Durch ein altes Rohr

Die Flasche

Toks Geschenk

Das Praktikum

Ungewöhnliche Gäste

Der Krug

Ein Tisch voller Geheimnisse

Der Temporator

Ich soll euch also eine Geschichte erzählen? Also gut: Es war einmal ein Großvater und eine Großmutter, die hatten eine Henne...

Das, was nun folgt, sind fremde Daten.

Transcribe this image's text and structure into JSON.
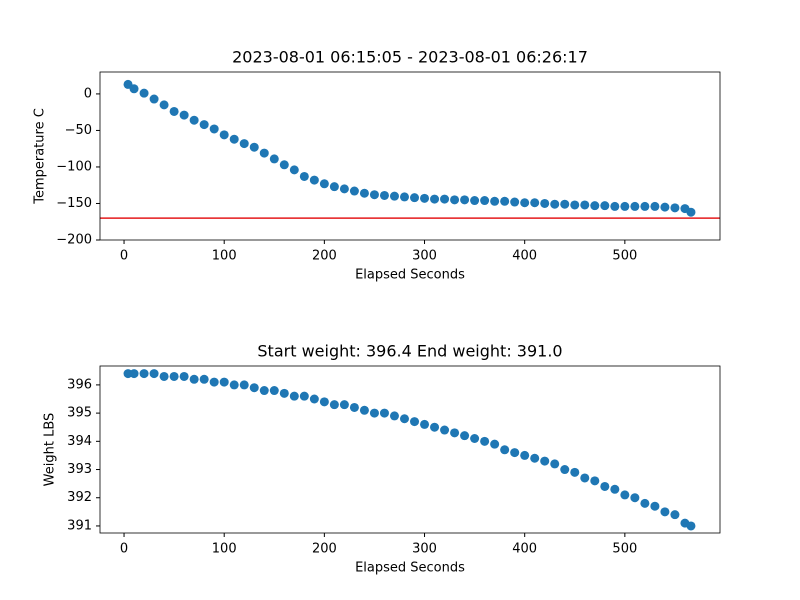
{
  "chart_data": [
    {
      "type": "scatter",
      "title": "2023-08-01 06:15:05 - 2023-08-01 06:26:17",
      "xlabel": "Elapsed Seconds",
      "ylabel": "Temperature C",
      "x": [
        4,
        10,
        20,
        30,
        40,
        50,
        60,
        70,
        80,
        90,
        100,
        110,
        120,
        130,
        140,
        150,
        160,
        170,
        180,
        190,
        200,
        210,
        220,
        230,
        240,
        250,
        260,
        270,
        280,
        290,
        300,
        310,
        320,
        330,
        340,
        350,
        360,
        370,
        380,
        390,
        400,
        410,
        420,
        430,
        440,
        450,
        460,
        470,
        480,
        490,
        500,
        510,
        520,
        530,
        540,
        550,
        560,
        566
      ],
      "series": [
        {
          "color": "#1f77b4",
          "values": [
            13,
            7,
            1,
            -7,
            -15,
            -24,
            -29,
            -36,
            -42,
            -48,
            -56,
            -62,
            -68,
            -73,
            -81,
            -89,
            -97,
            -104,
            -113,
            -118,
            -123,
            -127,
            -130,
            -133,
            -136,
            -138,
            -139,
            -140,
            -141,
            -142,
            -143,
            -144,
            -144,
            -145,
            -145,
            -146,
            -146,
            -147,
            -147,
            -148,
            -149,
            -149,
            -150,
            -151,
            -151,
            -152,
            -152,
            -153,
            -153,
            -154,
            -154,
            -154,
            -154,
            -154,
            -155,
            -156,
            -157,
            -162
          ]
        }
      ],
      "hline": {
        "value": -170,
        "color": "#e41a1c"
      },
      "xlim": [
        -24,
        595
      ],
      "xticks": [
        0,
        100,
        200,
        300,
        400,
        500
      ],
      "ylim": [
        -200,
        30
      ],
      "yticks": [
        {
          "value": -200,
          "label": "−200"
        },
        {
          "value": -150,
          "label": "−150"
        },
        {
          "value": -100,
          "label": "−100"
        },
        {
          "value": -50,
          "label": "−50"
        },
        0
      ]
    },
    {
      "type": "scatter",
      "title": "Start weight: 396.4 End weight: 391.0",
      "xlabel": "Elapsed Seconds",
      "ylabel": "Weight LBS",
      "x": [
        4,
        10,
        20,
        30,
        40,
        50,
        60,
        70,
        80,
        90,
        100,
        110,
        120,
        130,
        140,
        150,
        160,
        170,
        180,
        190,
        200,
        210,
        220,
        230,
        240,
        250,
        260,
        270,
        280,
        290,
        300,
        310,
        320,
        330,
        340,
        350,
        360,
        370,
        380,
        390,
        400,
        410,
        420,
        430,
        440,
        450,
        460,
        470,
        480,
        490,
        500,
        510,
        520,
        530,
        540,
        550,
        560,
        566
      ],
      "series": [
        {
          "color": "#1f77b4",
          "values": [
            396.4,
            396.4,
            396.4,
            396.4,
            396.3,
            396.3,
            396.3,
            396.2,
            396.2,
            396.1,
            396.1,
            396.0,
            396.0,
            395.9,
            395.8,
            395.8,
            395.7,
            395.6,
            395.6,
            395.5,
            395.4,
            395.3,
            395.3,
            395.2,
            395.1,
            395.0,
            395.0,
            394.9,
            394.8,
            394.7,
            394.6,
            394.5,
            394.4,
            394.3,
            394.2,
            394.1,
            394.0,
            393.9,
            393.7,
            393.6,
            393.5,
            393.4,
            393.3,
            393.2,
            393.0,
            392.9,
            392.7,
            392.6,
            392.4,
            392.3,
            392.1,
            392.0,
            391.8,
            391.7,
            391.5,
            391.4,
            391.1,
            391.0
          ]
        }
      ],
      "xlim": [
        -24,
        595
      ],
      "xticks": [
        0,
        100,
        200,
        300,
        400,
        500
      ],
      "ylim": [
        390.75,
        396.67
      ],
      "yticks": [
        391,
        392,
        393,
        394,
        395,
        396
      ]
    }
  ]
}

„Wie langweilig! Die Henne legte ein Ei, aber kein gewöhnliches, sondern ein goldenes…“

Nein, nein, ich will euch ein ganz anderes Märchen erzählen. Meine Henne heißt Reba und sie lebt in einem ungewöhnlichen Land – im Hühnerland. Das befindet sich in einem der vielen Parallelwelten. In dieser Welt ist fast alles wie bei uns, nur entwickelte sich das Leben dort etwas anders, weil eine Naturkatastrophe nicht stattfand. Die intelligenten Wesen, die dort durch die Evolution entstanden, ähneln unseren Hühnern, nur sind sie größer, können sprechen und haben geschickte Hände an ihren Flügeln.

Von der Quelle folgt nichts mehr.